Australia's Future Fund cash holdings rise after Q1 loss

SYDNEY• • Future Fund, Australia's sovereign wealth manager, yesterday posted its first quarterly decline in assets under management since June 2012, as it looked to reduce portfolio risk and boost cash holdings amid increased market volatility.

The fund increased the amount of cash it holds to almost one quarter of its A$117.4 billion (S$123 billion) portfolio as it says global central banks have less firepower to respond to economic weakness.

The 22.9 per cent rise in cash holdings, as of the end of March, was due to prospect for lower future returns, according to a statement by the fund. Since being formed in 2006, its assets have almost doubled from A$60.5 billion, with the fund returning 7.4 per cent per year. But the size of the fund shrank 0.9 per cent at the end of March from the end of December. In the first nine months of the financial year ending June 30, the fund returned 0.2 per cent, compared with a 15.1 per cent return in the previous corresponding period .

The fund's weak performance underscores the growing investment risks across assets as concerns about global growth continue to loom and interest rates remain near zero or in negative territory. Its chairman Peter Costello said in a statement: "We see prospective returns on risk at a lower level than in the immediate past years."

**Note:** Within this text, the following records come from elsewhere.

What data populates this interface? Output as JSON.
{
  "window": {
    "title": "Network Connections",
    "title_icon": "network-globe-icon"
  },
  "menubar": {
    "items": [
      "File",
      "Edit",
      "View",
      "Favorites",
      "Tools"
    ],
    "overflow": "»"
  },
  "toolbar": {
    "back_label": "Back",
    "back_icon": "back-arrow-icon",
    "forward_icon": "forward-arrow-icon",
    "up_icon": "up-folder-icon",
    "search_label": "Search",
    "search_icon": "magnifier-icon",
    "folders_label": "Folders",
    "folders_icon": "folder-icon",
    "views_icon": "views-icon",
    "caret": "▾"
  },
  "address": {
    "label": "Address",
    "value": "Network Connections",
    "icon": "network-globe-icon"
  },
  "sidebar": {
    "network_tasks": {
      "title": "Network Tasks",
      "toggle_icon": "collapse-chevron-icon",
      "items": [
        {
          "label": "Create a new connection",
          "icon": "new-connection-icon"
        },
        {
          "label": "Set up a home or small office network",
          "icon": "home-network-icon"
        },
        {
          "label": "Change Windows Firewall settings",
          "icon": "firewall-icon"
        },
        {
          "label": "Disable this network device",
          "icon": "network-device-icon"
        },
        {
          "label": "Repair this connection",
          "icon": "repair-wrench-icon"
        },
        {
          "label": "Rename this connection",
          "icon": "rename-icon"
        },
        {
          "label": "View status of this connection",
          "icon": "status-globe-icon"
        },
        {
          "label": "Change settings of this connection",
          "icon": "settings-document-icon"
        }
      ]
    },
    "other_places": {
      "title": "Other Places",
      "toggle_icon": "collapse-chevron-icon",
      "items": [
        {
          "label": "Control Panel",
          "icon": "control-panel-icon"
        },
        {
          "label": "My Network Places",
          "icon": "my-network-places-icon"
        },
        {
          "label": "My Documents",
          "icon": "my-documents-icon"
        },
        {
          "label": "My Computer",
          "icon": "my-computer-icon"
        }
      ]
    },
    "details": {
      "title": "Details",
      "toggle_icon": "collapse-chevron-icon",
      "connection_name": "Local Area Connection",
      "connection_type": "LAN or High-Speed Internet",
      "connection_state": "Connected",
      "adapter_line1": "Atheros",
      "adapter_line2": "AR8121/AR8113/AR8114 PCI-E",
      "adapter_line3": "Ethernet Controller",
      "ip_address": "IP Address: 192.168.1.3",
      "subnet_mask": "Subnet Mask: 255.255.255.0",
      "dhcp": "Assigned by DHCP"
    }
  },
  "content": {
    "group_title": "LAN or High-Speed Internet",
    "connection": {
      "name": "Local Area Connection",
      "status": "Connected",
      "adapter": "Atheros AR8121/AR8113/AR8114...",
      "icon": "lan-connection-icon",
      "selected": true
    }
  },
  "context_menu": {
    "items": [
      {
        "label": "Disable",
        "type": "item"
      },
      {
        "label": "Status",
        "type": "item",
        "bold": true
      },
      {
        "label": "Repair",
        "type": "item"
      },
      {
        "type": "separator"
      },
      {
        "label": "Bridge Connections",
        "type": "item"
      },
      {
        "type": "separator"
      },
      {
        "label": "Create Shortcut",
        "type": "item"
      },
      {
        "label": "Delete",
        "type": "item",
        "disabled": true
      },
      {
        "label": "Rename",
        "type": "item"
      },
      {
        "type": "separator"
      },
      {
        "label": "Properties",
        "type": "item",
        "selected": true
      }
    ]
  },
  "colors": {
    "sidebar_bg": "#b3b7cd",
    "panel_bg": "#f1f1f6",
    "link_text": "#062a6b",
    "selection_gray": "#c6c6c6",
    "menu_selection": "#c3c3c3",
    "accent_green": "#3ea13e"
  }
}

The fund has consistently warned in the past year that returns would slow. Its exposure to Australian equities was 6.5 per cent at end-March, while the share of global equities narrowed to about 23 per cent from nearly 25 per cent. Cash holdings, on the other hand, rose to about 23 per cent of the portfolio from 20.6 per cent at the end of last year. Managing director David Neal said: "The Future Fund retains ample liquidity, which we feel is appropriate in the current environment."